Raoto Andriamanambe, journaliste et coureur de courses trail longue distance, réagit au report du Marathon International de Tana. Il évoque les conséquences pour les athlètes et les enjeux d’un tel événement pour la capitale.
Quelle a été votre réaction ou votre déception en apprenant le report du Marathon International de Tana 2026 ?
Ma réaction face à ce report a été la déception, un peu comme tout le monde. Le Marathon International de Tana faisait partie des gros objectifs de cette saison, après les échéances en trail. Personnellement, cela aurait été une expérience inédite. Donc, ma déception est à la hauteur de mes attentes.
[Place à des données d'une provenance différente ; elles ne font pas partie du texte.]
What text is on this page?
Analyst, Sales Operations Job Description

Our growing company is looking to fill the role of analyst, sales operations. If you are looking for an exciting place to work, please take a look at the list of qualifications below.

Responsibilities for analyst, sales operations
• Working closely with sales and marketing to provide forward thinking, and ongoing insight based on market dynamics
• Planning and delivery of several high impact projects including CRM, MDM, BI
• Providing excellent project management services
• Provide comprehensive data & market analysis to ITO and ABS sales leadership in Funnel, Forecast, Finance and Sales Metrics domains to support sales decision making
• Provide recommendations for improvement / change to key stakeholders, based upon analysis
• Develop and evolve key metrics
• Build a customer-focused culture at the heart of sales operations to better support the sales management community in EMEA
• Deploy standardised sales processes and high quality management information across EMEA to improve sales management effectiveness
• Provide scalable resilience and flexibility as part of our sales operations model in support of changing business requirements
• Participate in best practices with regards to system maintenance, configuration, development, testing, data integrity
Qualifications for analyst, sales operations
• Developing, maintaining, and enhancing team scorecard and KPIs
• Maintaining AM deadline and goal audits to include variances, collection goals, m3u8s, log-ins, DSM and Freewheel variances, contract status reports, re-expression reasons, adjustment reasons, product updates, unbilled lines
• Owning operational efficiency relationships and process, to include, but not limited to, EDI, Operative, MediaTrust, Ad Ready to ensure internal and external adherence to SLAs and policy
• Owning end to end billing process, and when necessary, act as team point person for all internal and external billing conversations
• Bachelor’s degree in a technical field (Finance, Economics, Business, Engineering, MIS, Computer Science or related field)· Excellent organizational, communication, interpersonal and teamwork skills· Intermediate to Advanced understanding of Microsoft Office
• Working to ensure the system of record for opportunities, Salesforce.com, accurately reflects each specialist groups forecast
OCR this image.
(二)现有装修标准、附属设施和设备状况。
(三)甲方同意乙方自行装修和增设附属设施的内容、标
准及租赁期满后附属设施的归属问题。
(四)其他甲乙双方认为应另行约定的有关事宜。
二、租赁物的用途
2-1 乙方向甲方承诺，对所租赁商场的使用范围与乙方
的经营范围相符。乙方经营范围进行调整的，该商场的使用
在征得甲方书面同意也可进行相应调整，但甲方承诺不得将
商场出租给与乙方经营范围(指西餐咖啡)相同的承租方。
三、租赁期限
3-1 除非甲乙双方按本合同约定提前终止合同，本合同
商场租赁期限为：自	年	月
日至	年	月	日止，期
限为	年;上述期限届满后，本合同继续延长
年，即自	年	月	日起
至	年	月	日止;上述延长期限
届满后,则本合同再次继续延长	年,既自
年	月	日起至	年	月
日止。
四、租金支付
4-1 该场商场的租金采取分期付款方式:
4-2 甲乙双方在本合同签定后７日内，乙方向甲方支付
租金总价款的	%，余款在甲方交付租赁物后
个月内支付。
En tant que coureur de trail, comment aviez-vous intégré ce marathon dans votre préparation et dans vos objectifs de la saison ?
La course sur route et le trail sont deux disciplines assez différentes, mais complémentaires. Il fallait adapter les entraînements, notamment en intégrant de gros volumes de préparation spécifique : endurance fondamentale, fractionné, tempo… En marathon, il n’y a pas de technicité de terrain, mais la régularité et la vitesse comptent énormément. Pour moi, le focus a été davantage mis sur l’allure et sur l’endurance fondamentale.
Quelles peuvent être les conséquences de ce report pour les coureurs qui s’étaient déjà préparés et inscrits à cette édition ?
En termes de conséquences, je peux souligner les coûts financiers pour des athlètes qui avaient vraiment misé et investi dans la préparation du marathon : nutrition, préparation physique, préparation physiologique…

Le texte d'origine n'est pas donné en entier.